Le gouvernement s’oppose à certains assouplissements, redoutant des fraudes

Laurent Nuñez ne l’a pas entendu de cette oreille. Il a affirmé que le projet de loi du gouvernement constituait un « vecteur plus sûr », ajoutant que certains aspects du texte sénatorial pouvaient relever de simples décrets ou circulaires. Et que d’autres pouvaient « poser certaines difficultés ». Le gouvernement s’engage à prendre les mesures nécessaires pour élargir les cas où un délégué d’officier de police judiciaire pourrait se déplacer au domicile d’une personne vulnérable pour établir une procuration, ou encore pour supprimer la nécessité d’un motif pour établir une procuration.

« Nous interviendrons pour assouplir le régime des procurations » (Nuñez)
10:02

C’est en revanche un non catégorique pour les procurations en dehors d’une commune d’inscription. « Un tel dispositif pourrait favoriser des démarches frauduleuses », a averti le secrétaire d’État, soulignant que les maires ne seraient pas en mesure de vérifier les procurations.
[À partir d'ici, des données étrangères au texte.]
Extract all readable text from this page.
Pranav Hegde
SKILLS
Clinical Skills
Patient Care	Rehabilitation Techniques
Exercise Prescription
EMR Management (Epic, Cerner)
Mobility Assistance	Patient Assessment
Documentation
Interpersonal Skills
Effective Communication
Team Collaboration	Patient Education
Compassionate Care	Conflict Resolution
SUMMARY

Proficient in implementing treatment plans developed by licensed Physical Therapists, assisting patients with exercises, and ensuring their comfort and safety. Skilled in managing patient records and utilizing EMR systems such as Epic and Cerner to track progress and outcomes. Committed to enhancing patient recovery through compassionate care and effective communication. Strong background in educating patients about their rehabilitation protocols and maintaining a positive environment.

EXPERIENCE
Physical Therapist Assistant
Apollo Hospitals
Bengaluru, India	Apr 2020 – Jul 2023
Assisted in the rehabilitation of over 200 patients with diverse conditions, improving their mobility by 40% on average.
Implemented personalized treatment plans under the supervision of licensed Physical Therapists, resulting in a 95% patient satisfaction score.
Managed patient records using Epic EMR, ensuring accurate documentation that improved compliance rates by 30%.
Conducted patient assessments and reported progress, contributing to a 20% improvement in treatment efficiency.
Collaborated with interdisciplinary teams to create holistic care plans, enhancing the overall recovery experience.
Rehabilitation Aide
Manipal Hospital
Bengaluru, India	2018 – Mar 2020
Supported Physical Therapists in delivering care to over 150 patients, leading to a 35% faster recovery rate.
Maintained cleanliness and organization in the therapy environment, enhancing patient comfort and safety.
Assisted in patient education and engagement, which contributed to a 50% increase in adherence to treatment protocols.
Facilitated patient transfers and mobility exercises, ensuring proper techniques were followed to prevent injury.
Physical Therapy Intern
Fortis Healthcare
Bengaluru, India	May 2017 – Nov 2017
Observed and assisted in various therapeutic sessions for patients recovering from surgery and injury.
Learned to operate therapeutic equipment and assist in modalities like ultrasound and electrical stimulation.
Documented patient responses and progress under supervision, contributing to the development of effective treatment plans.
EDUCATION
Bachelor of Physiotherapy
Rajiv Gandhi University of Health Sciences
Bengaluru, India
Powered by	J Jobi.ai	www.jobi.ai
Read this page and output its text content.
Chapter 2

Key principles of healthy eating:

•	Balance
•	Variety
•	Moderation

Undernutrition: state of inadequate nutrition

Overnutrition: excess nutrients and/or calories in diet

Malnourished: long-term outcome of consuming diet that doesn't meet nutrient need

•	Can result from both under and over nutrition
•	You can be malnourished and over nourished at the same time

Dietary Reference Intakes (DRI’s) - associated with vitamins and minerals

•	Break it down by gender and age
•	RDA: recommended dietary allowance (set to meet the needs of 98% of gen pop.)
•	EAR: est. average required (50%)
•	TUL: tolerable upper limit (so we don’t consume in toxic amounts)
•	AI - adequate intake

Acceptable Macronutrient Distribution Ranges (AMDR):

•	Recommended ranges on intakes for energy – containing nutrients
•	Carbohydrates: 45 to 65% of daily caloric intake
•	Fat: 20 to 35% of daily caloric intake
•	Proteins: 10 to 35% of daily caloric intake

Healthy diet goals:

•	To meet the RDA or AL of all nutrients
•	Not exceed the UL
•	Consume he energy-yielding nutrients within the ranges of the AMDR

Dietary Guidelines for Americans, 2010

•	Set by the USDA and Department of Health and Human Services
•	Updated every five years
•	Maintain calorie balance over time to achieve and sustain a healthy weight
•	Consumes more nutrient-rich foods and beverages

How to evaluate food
Si le décret d’application de la loi Engagement et proximité n’a pas encore été pris, pour étendre le champ des possibles pour les procurations, c’est tout simplement que le fichier de l’Insee (le Répertoire électoral unique) ne permet pas encore techniquement ce genre de croisement d’informations.

À gauche, quelques voix se sont aussi élevées contre les dispositions de la proposition de loi sénatoriale. « Nous ne pensons pas que ce pansement guérira la plaie démocratique ouverte », a douté le sénateur communiste Pascal Savoldelli, regrettant que ses collègues « essayent de rafistoler l’organisation de ces élections ». « Modifier des règles en cours de route ne serait pas convenable », a exposé à son tour le socialiste Jean-Yves Leconte.